The crowd continued to part, making way for Parker as he grew closer to Mary. Out of the corner of his eye, he saw Wyatt standing near her. Parker really hated that guy. Sure, he was popular. Sure, he had a knack for scoring touchdowns and sinking 3-point shots. But Parker knew him a little better than the folks in the community. He knew Wyatt better than most of the other kids at school. Wyatt was a bully. And he was the kind of bully that wasn’t stupid. Wyatt picked on kids because it helped himself feel better, pretty typical for a bully. But he did it in such a way that he could never get caught. He was methodical and very careful about the times and places he chose to attack. Parker was the object of Wyatt’s bullying on more than a few occasions throughout their high school years.

Parker didn’t care that Wyatt was only a few feet away from Mary. It’s not like they were seriously dating. This was just a prom. And if Parker didn’t act now, he would spend the rest of his life wondering what might have happened if he’d just taken a chance during that one moment at the prom.

His heart was pounding. Here he was, directly behind the object of his affections. Parker reached out and tapped Mary on the shoulder. Suddenly, the music was deafening. He couldn’t hear Mary’s voice, but he could read her lips as she said, “Hey Parker!” Her face broke into a smile as she said hello to him. He said nothing in return. Instead, he leaned in and kissed her full on the lips.

Parker had never kissed a girl before that moment. He was pretty sure he was bad at it. He didn’t care. He was kissing Mary Walsh. He could die now and be content.

He pulled away and looked at her. Her eyes were closed and he was able to register the look of shock on her face, along with the hint of a smile.

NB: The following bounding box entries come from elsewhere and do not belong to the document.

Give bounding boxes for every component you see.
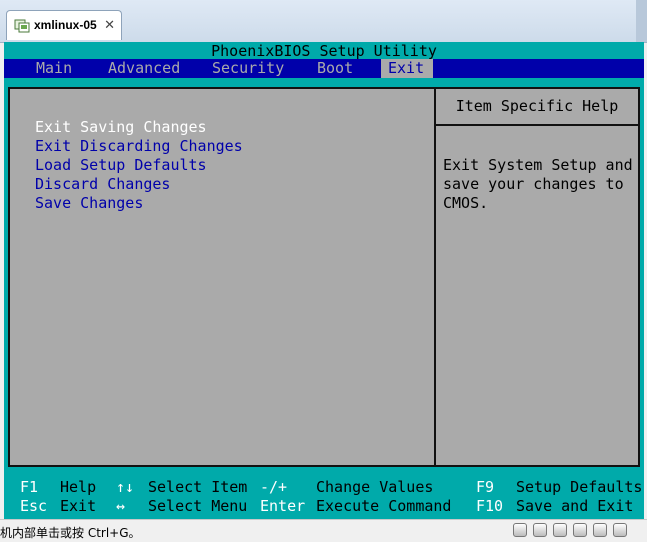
bios-footer: F1 Help ↑↓ Select Item -/+ Change Values… — [4, 478, 644, 519]
footer-desc-exit: Exit — [60, 497, 97, 515]
help-text-line: Exit System Setup and — [443, 156, 633, 174]
option-exit-saving-changes[interactable]: Exit Saving Changes — [35, 118, 207, 137]
usb-icon[interactable] — [573, 523, 587, 537]
vm-tab-strip: xmlinux-05 ✕ — [0, 0, 647, 43]
footer-desc-setup-defaults: Setup Defaults — [516, 478, 643, 496]
footer-desc-help: Help — [60, 478, 97, 496]
footer-key-f1: F1 — [20, 478, 39, 496]
footer-desc-execute-command: Execute Command — [316, 497, 452, 515]
vm-icon — [14, 19, 30, 33]
vm-tab[interactable]: xmlinux-05 ✕ — [6, 10, 122, 40]
footer-desc-select-item: Select Item — [148, 478, 248, 496]
help-title: Item Specific Help — [455, 97, 619, 115]
tabstrip-edge — [636, 0, 647, 42]
bios-title: PhoenixBIOS Setup Utility — [211, 42, 437, 60]
option-exit-discarding-changes[interactable]: Exit Discarding Changes — [35, 137, 243, 156]
option-load-setup-defaults[interactable]: Load Setup Defaults — [35, 156, 207, 175]
footer-desc-change-values: Change Values — [316, 478, 434, 496]
footer-desc-select-menu: Select Menu — [148, 497, 248, 515]
footer-key-f10: F10 — [476, 497, 504, 515]
menu-security[interactable]: Security — [212, 59, 284, 78]
vm-status-bar: 机内部单击或按 Ctrl+G。 — [0, 519, 647, 542]
vm-tab-label: xmlinux-05 — [34, 18, 97, 32]
footer-key-updown: ↑↓ — [116, 478, 135, 496]
harddisk-icon[interactable] — [513, 523, 527, 537]
option-discard-changes[interactable]: Discard Changes — [35, 175, 170, 194]
footer-key-f9: F9 — [476, 478, 495, 496]
menu-exit[interactable]: Exit — [381, 59, 433, 78]
footer-key-minusplus: -/+ — [260, 478, 288, 496]
option-save-changes[interactable]: Save Changes — [35, 194, 143, 213]
bios-menubar: Main Advanced Security Boot Exit — [4, 59, 644, 78]
bios-screen[interactable]: PhoenixBIOS Setup Utility Main Advanced … — [4, 42, 644, 519]
message-icon[interactable] — [613, 523, 627, 537]
help-title-separator — [436, 124, 638, 126]
panel-divider — [434, 89, 436, 465]
menu-advanced[interactable]: Advanced — [108, 59, 180, 78]
footer-desc-save-and-exit: Save and Exit — [516, 497, 634, 515]
cdrom-icon[interactable] — [533, 523, 547, 537]
network-icon[interactable] — [553, 523, 567, 537]
bios-content-frame: Exit Saving Changes Exit Discarding Chan… — [8, 87, 640, 467]
menu-main[interactable]: Main — [36, 59, 72, 78]
status-hint: 机内部单击或按 Ctrl+G。 — [0, 526, 141, 540]
footer-key-enter: Enter — [260, 497, 306, 515]
footer-key-leftright: ↔ — [116, 497, 126, 515]
menu-boot[interactable]: Boot — [317, 59, 353, 78]
close-icon[interactable]: ✕ — [104, 17, 115, 33]
help-text-line: CMOS. — [443, 194, 489, 212]
help-text-line: save your changes to — [443, 175, 624, 193]
sound-icon[interactable] — [593, 523, 607, 537]
footer-key-esc: Esc — [20, 497, 48, 515]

Parker was able to see that look on her face for a split second before being violently shoved to the floor.

“The hell do you think you’re doing, Davis?!” Wyatt yelled as he stood above Parker.

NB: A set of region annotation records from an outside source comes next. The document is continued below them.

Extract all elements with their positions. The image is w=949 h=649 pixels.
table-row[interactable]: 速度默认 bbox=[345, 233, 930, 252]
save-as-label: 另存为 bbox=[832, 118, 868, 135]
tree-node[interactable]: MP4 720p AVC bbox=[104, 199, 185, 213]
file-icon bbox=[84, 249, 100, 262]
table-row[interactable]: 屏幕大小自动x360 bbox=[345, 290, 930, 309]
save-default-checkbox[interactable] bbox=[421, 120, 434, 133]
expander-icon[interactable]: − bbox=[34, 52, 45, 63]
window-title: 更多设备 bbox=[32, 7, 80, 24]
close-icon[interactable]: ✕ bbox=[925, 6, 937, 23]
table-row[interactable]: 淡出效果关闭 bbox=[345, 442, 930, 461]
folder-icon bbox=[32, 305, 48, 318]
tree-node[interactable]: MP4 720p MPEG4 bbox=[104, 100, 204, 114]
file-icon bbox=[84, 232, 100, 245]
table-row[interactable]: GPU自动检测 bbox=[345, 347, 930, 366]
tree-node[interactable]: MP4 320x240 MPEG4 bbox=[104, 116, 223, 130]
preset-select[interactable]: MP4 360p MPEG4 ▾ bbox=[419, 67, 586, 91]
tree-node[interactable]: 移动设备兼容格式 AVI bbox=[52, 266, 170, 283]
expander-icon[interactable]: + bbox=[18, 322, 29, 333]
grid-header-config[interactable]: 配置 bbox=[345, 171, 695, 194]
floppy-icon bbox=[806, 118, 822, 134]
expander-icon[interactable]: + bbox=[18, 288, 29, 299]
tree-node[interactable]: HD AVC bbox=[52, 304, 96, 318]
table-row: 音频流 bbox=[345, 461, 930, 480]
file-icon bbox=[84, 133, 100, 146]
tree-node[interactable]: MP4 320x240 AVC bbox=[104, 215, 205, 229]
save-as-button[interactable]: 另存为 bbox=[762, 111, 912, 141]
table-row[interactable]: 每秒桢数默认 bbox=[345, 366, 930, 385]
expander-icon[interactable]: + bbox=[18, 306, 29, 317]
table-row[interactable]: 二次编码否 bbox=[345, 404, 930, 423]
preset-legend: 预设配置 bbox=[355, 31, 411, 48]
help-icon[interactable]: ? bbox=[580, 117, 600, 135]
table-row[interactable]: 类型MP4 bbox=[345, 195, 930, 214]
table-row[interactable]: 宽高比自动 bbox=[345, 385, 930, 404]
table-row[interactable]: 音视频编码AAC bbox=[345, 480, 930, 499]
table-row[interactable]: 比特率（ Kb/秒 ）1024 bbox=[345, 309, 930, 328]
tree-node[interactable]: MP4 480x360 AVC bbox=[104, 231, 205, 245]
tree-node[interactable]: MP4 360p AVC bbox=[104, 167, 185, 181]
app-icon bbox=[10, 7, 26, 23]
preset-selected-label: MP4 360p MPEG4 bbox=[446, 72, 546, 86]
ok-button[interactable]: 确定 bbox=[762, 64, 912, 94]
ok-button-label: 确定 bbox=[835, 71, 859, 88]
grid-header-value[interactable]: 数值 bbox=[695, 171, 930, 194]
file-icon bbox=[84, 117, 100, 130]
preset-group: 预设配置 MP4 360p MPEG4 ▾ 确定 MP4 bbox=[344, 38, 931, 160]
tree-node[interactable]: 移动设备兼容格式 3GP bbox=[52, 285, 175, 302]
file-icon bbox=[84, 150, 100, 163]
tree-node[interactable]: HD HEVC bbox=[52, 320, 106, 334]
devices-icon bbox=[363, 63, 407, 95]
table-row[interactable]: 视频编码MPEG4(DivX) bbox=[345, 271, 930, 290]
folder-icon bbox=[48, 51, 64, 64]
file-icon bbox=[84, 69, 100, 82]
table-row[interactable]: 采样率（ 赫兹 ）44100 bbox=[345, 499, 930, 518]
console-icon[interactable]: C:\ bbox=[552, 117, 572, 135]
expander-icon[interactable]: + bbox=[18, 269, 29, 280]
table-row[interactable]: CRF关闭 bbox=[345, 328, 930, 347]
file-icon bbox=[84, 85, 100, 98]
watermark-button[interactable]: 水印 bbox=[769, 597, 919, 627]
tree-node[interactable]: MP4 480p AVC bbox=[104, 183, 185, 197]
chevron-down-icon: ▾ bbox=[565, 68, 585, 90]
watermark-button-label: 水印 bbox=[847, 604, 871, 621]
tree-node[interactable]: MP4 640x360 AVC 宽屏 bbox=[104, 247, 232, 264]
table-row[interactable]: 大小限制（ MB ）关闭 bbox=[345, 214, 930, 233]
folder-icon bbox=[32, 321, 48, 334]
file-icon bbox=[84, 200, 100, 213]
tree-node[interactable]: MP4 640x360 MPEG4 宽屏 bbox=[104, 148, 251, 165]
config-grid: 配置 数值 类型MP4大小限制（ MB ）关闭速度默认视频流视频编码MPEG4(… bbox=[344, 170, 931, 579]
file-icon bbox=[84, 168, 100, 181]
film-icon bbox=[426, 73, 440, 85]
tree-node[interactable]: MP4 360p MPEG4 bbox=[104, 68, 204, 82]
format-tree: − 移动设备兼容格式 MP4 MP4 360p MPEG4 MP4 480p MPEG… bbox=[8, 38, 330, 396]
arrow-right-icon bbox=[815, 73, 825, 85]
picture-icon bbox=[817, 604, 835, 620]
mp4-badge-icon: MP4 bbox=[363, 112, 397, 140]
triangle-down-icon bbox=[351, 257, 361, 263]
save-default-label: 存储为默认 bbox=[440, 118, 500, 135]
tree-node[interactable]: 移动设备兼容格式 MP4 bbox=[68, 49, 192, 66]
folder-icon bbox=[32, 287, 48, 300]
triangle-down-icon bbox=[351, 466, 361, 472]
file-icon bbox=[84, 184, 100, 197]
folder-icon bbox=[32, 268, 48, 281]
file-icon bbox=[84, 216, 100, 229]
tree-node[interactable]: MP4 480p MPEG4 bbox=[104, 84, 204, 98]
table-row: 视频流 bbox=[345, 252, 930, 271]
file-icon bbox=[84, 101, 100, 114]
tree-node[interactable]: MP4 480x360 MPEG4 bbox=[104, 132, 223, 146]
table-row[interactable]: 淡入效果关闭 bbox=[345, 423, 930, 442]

Totally worth it, Parker thought.

Wyatt reached down, grabbed two handfuls of Parker’s tuxedo, and pulled him back to his feet. Parker could see the rage in Wyatt’s eyes. All he could do was smirk at this popular jerk who had made his life miserable for so many years. “Wyatt!” chimed the sweetest voice in the room, “Put him down!”

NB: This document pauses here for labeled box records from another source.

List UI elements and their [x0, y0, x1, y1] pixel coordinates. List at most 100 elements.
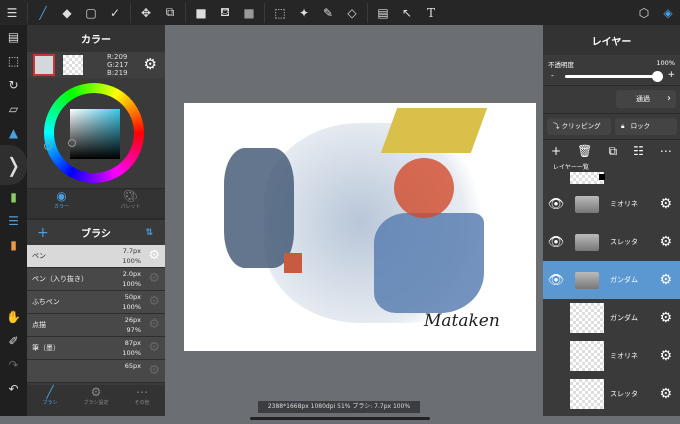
opacity-slider-handle[interactable] — [652, 71, 663, 82]
ruler-icon[interactable]: ▱ — [0, 97, 27, 121]
opacity-minus-button[interactable]: - — [551, 71, 554, 80]
brush-item[interactable]: 点描 26px 97% ⚙ — [27, 314, 165, 337]
expand-panel-icon[interactable]: ❭ — [0, 145, 27, 185]
sv-handle[interactable] — [68, 139, 76, 147]
select-check-icon[interactable]: ✓ — [103, 0, 127, 25]
eraser-icon[interactable]: ◆ — [55, 0, 79, 25]
brush-opacity: 100% — [122, 280, 141, 288]
brush-item[interactable]: 筆（墨） 87px 100% ⚙ — [27, 337, 165, 360]
green-value: G:217 — [107, 61, 129, 69]
select-pen-icon[interactable]: ✎ — [316, 0, 340, 25]
layer-gear-icon[interactable]: ⚙ — [659, 272, 672, 288]
layer-gear-icon[interactable]: ⚙ — [659, 196, 672, 212]
bucket-icon[interactable]: ⛾ — [213, 0, 237, 25]
hue-handle[interactable] — [44, 142, 52, 150]
layer-row[interactable]: 👁︎ スレッタ ⚙ — [543, 223, 680, 261]
brush-size: 7.7px — [122, 247, 141, 255]
brush-item[interactable]: 65px ⚙ — [27, 360, 165, 383]
move-icon[interactable]: ✥ — [134, 0, 158, 25]
lock-button[interactable]: 🔒︎ ロック — [615, 118, 677, 135]
layer-list-icon[interactable]: ☰ — [0, 209, 27, 233]
color-settings-gear-icon[interactable]: ⚙ — [144, 55, 157, 73]
transform-icon[interactable]: ⧉ — [158, 0, 182, 25]
brush-item[interactable]: ペン（入り抜き） 2.0px 100% ⚙ — [27, 268, 165, 291]
tab-brush-settings[interactable]: ⚙ ブラシ設定 — [73, 385, 119, 416]
magic-wand-icon[interactable]: ✦ — [292, 0, 316, 25]
materials-icon[interactable]: ⬡ — [632, 0, 656, 25]
brush-panel-header: + ブラシ ⇅ — [27, 220, 165, 245]
opacity-plus-button[interactable]: + — [667, 70, 675, 80]
add-brush-icon[interactable]: + — [37, 225, 49, 241]
undo-icon[interactable]: ↶ — [0, 377, 27, 401]
menu-icon[interactable]: ☰ — [0, 0, 24, 25]
tab-palette[interactable]: 🎨︎ パレット — [96, 189, 165, 218]
layer-name: ガンダム — [610, 314, 638, 322]
brush-icon[interactable]: ╱ — [31, 0, 55, 25]
sort-brush-icon[interactable]: ⇅ — [145, 228, 153, 238]
brush-gear-icon[interactable]: ⚙ — [148, 248, 160, 263]
select-eraser-icon[interactable]: ◇ — [340, 0, 364, 25]
layer-name: ミオリネ — [610, 352, 638, 360]
rectangle-icon[interactable]: ▢ — [79, 0, 103, 25]
delete-layer-icon[interactable]: 🗑︎ — [577, 144, 592, 158]
add-layer-icon[interactable]: + — [551, 144, 561, 158]
pages-icon[interactable]: ▤ — [0, 25, 27, 49]
layer-row[interactable]: 👁︎ ミオリネ ⚙ — [543, 185, 680, 223]
more-icon[interactable]: ⋯ — [660, 144, 672, 158]
hand-icon[interactable]: ✋ — [0, 305, 27, 329]
tab-color[interactable]: ◉ カラー — [27, 189, 96, 218]
red-value: R:209 — [107, 53, 128, 61]
tab-other[interactable]: ⋯ その他 — [119, 385, 165, 416]
layer-gear-icon[interactable]: ⚙ — [659, 348, 672, 364]
eyedropper-icon[interactable]: ✐ — [0, 329, 27, 353]
layer-row[interactable]: ミオリネ ⚙ — [543, 337, 680, 375]
fill-color-icon[interactable]: ■ — [189, 0, 213, 25]
gradient-icon[interactable]: ■ — [237, 0, 261, 25]
home-indicator — [250, 417, 430, 420]
brush-gear-icon[interactable]: ⚙ — [148, 317, 160, 332]
rotate-icon[interactable]: ↻ — [0, 73, 27, 97]
color-bar-icon[interactable]: ▮ — [0, 185, 27, 209]
brush-gear-icon[interactable]: ⚙ — [148, 340, 160, 355]
layer-gear-icon[interactable]: ⚙ — [659, 234, 672, 250]
brush-item[interactable]: ペン 7.7px 100% ⚙ — [27, 245, 165, 268]
eye-icon[interactable]: 👁︎ — [543, 197, 569, 212]
saturation-value-square[interactable] — [70, 109, 120, 159]
layer-row[interactable]: ガンダム ⚙ — [543, 299, 680, 337]
opacity-slider[interactable] — [565, 75, 658, 78]
foreground-color-swatch[interactable] — [33, 54, 55, 76]
marquee-icon[interactable]: ⬚ — [268, 0, 292, 25]
brush-gear-icon[interactable]: ⚙ — [148, 271, 160, 286]
layers-icon[interactable]: ◈ — [656, 0, 680, 25]
brush-opacity: 100% — [122, 349, 141, 357]
blend-mode-button[interactable]: 通過 › — [616, 90, 676, 108]
brush-panel-title: ブラシ — [81, 229, 111, 240]
brush-panel-icon[interactable]: ▲ — [0, 121, 27, 145]
select-arrow-icon[interactable]: ↖ — [395, 0, 419, 25]
layer-row[interactable]: スレッタ ⚙ — [543, 375, 680, 413]
layer-gear-icon[interactable]: ⚙ — [659, 386, 672, 402]
layer-menu-list-icon[interactable]: ☷ — [633, 144, 644, 158]
eye-icon[interactable]: 👁︎ — [543, 273, 569, 288]
clipping-button[interactable]: ⤵ クリッピング — [547, 118, 611, 135]
brush-name: ペン — [32, 252, 46, 260]
brush-gear-icon[interactable]: ⚙ — [148, 363, 160, 378]
layer-list-label: レイヤー一覧 — [553, 164, 589, 171]
left-tool-strip: ▤ ⬚ ↻ ▱ ▲ ❭ ▮ ☰ ▮ ✋ ✐ ↷ ↶ — [0, 25, 27, 416]
copy-layer-icon[interactable]: ⧉ — [608, 144, 617, 159]
layer-list: 👁︎ ミオリネ ⚙ 👁︎ スレッタ ⚙ 👁︎ ガンダム ⚙ ガンダム ⚙ ミオリネ ⚙ スレッタ ⚙ — [543, 185, 680, 413]
background-color-swatch[interactable] — [63, 55, 83, 75]
selection-list-icon[interactable]: ⬚ — [0, 49, 27, 73]
canvas[interactable]: Mataken — [184, 103, 536, 351]
text-icon[interactable]: T — [419, 0, 443, 25]
palette-strip-icon[interactable]: ▮ — [0, 233, 27, 257]
brush-item[interactable]: ふちペン 50px 100% ⚙ — [27, 291, 165, 314]
artist-signature: Mataken — [424, 311, 500, 331]
redo-icon[interactable]: ↷ — [0, 353, 27, 377]
brush-gear-icon[interactable]: ⚙ — [148, 294, 160, 309]
layer-gear-icon[interactable]: ⚙ — [659, 310, 672, 326]
layout-icon[interactable]: ▤ — [371, 0, 395, 25]
layer-row[interactable]: 👁︎ ガンダム ⚙ — [543, 261, 680, 299]
tab-brush[interactable]: ╱ ブラシ — [27, 385, 73, 416]
eye-icon[interactable]: 👁︎ — [543, 235, 569, 250]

Wyatt held on tight. “I’m not about to let this little douchebag kiss my girlf–”

“Whoa!” Mary cut Wyatt off, “I am not your girlfriend!” She pushed Wyatt and separated him from Parker. “Just because I agreed to come with you to the prom does not make us a couple! And that’s certainly not gonna happen with the way you’re acting now!”

“But he just–” Wyatt began.

“Yeah, I know. And I’ll deal with him when I’m done with you,” Mary said, crossing her arms. Parker could see that she was furious. Probably with both of them. “Actually, I am done with you. You can find your own ride home.”

Parker laughed. “You made Mary drive you to the prom?” he asked, looking right at Wyatt. Later, when Parker looked back on prom night, he would have to admit that his comment was a mistake. Mostly because, in a flash, Wyatt took a step toward him and delivered a well-placed right hook. Parker found himself back on the floor.

The next few minutes were a blur. He remembered the principal, Mr. Zimmerman, escorting Wyatt away and, most likely, out of the gym. He didn’t remember getting up and walking out of the gym himself, but somehow he got to the cafeteria, where he and Mary sat alone while she applied an ice pack to his swelling left eye.

“That was really stupid,” she said softly to him.

“I know. I’m sorry,” Parker said, “I know I shouldn’t have kissed you, but, I mean, it’s been building up for 12 years.”

Mary laughed a little, “I wasn’t talking about the kiss.”

“Oh, well, yeah. I guess I could have held back what I said to Wyatt. But I was nervous. I lose my filter when I get nervous.”

“I’ve noticed,” Mary laughed again. She turned his face so that she could look directly into his good eye. “Did you really think I hadn’t noticed you over the years?”

“A little,” Parker began, “maybe, I don’t know.”

Mary moved the ice pack away from Parker’s face. She leaned closer to him and kissed him softly. “You’ve really gotta get better about picking your moments, that’s all.”